Hubo un tiempo en que el kéfir
era un secreto caucásico, custodiado por pastores que lo fermentaban en
pellejos de cabra colgados de las puertas. Hoy, el kéfir está en todas partes:
en los lineales del supermercado, en cuentas de Instagram con más filtros que
bacterias, y en neveras urbanitas donde compite por espacio con el hummus, la
kombucha y tres aguacates de oferta.
El kéfir, dicen, alarga la vida,
cura el alma, da brillo al pelo y probablemente resucita a los muertos si se
toma lo bastante frío. O al menos eso sugiere la publicidad encubierta. Porque,
en la práctica, el kéfir es básicamente leche echada a perder con estilo.
Una especie de zoológico con
burbujas
El secreto del kéfir son los
gránulos de kéfir, unas bolitas gelatinosas que parecen coliflor en miniatura y
que, si uno las mira demasiado, dan ganas de llamar a control de plagas. Esos
gránulos son colonias vivas de levaduras y bacterias, los mismos microbios que
en otras circunstancias nos obligarían a tirar el cartón de leche a la basura.
Aquí, sin embargo, se les celebra como superhéroes digestivos.
Ellos transforman la leche en un
líquido burbujeante, ácido, a ratos cremoso, a ratos sospechoso. Según los
entusiastas, ese mejunje contiene probióticos milagrosos que reequilibran la
flora intestinal, rejuvenecen la piel y devuelven la esperanza a Occidente.
Según los escépticos, sabe cómo si alguien hubiera intentado hacer yogur en una
lavadora.
El ritual del urbanita
ilustrado
Cuidar kéfir en casa es parecido
a tener un acuario, pero sin peces y con más olor a yogur agrio. Cada día hay
que colar los gránulos, alimentarlos con leche fresca y devolverlos al tarro.
Si se te olvida, los microbios se rebelan y producen un líquido más ácido que
el humor británico.
Algunos aficionados incluso les
ponen nombre a sus gránulos (“Kefirito”, “Burbu”), les hablan suavemente y
suben fotos a redes sociales. Y es que, en el ecosistema hipster, nada es
realmente tuyo hasta que lo documentas con un filtro vintage.
El kéfir industrial: cuando la
rebeldía se envasa
Por supuesto, la industria no iba
a dejar pasar la fiebre del kéfir.
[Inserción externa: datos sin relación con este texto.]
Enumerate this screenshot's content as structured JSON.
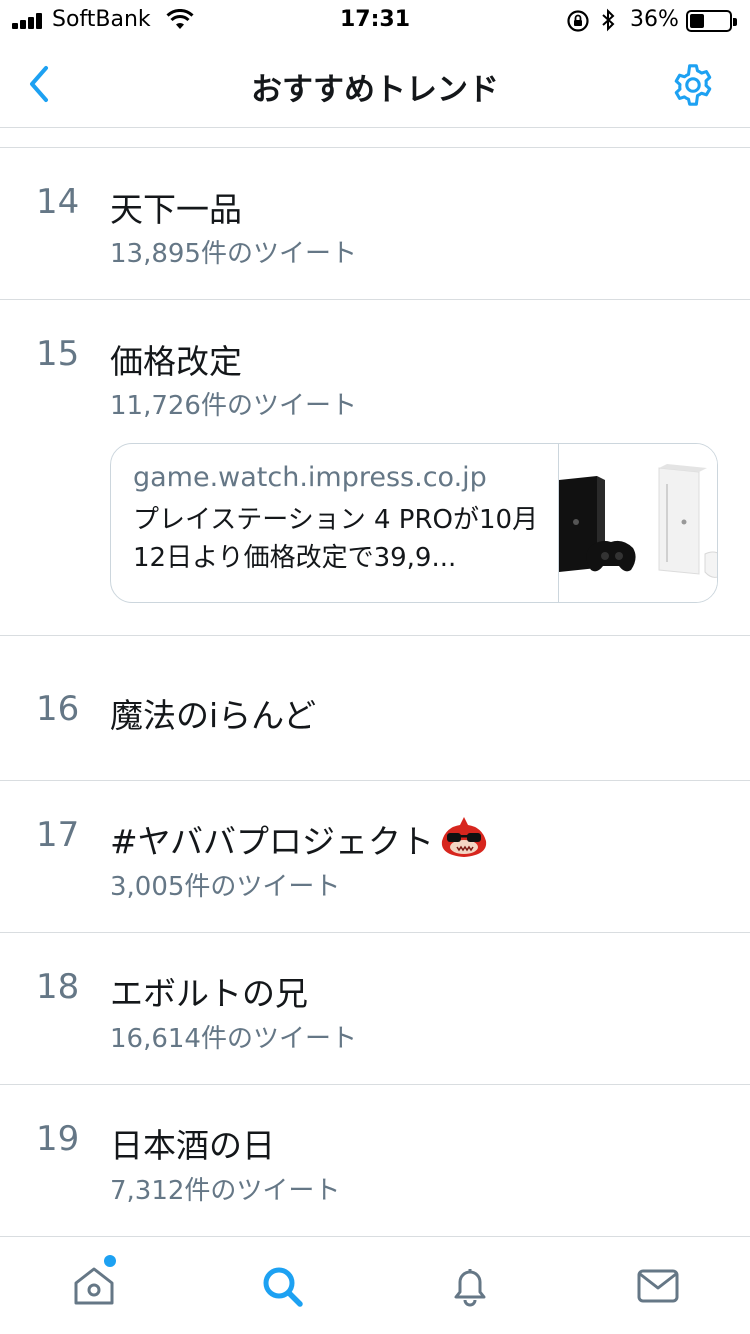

Hoy se puede comprar embotellado,
pasteurizado y con sabores como mango, frutos rojos o “detox verde”. Lo único
que le falta es burbujear de verdad, porque los microbios vivos desaparecen en
el proceso de pasteurización. Pero da igual: el consumidor moderno compra la
idea del kéfir tanto como el kéfir en sí. Un kéfir pasteurizado con sabor a
fresa es un poco como un unicornio sin cuerno, pero al menos cabe en la mochila
de yoga.
El márketing del milagro
Si creemos la retórica, el kéfir
es el nuevo Santo Grial. Contiene probióticos que “equilibran la microbiota
intestinal” (frase mágica que justifica cualquier precio), es bajo en lactosa
(aunque te sienta como un tiro, la culpa será tuya, nunca del kéfir), y aporta
calcio, proteínas y vitaminas que podrías conseguir perfectamente con un vaso
de leche normal.
El kéfir, además, viene con una
narrativa exótica: que si los monjes tibetanos, que si los pastores caucásicos
de longevidad legendaria, que si los zares que lo veneraban. Casi se espera que
en la etiqueta aparezca Rasputín recomendándolo para el cutis.
Kéfir, el hermano menor de la kombucha
En el mapa de las modas fermentadas, el kéfir ocupa el lugar intermedio: más sofisticado que un yogur de supermercado, menos intimidante que una kombucha con sabor a remolacha y jengibre. Es el fermentado que eliges cuando quieres parecer alternativo, pero no tanto como para beber algo que parece té con moho.
Y, como la masa madre o el kimchi, el kéfir sirve de pasaporte cultural: consumirlo es demostrar que uno se preocupa por su microbiota, su karma y su huella de carbono. Aunque luego se vaya en SUV al gimnasio.
El kéfir es, en esencia, un experimento de biología doméstica que nos recuerda una verdad incómoda: gran parte de lo que comemos depende de bacterias y levaduras que trabajan gratis para nosotros. Lo demás es adorno.
Si usted disfruta del kéfir, enhorabuena: ha encontrado un modo de beber leche caducada con orgullo. Y si no, tampoco se preocupe: siempre podrá presumir de masa madre, que al menos no se bebe.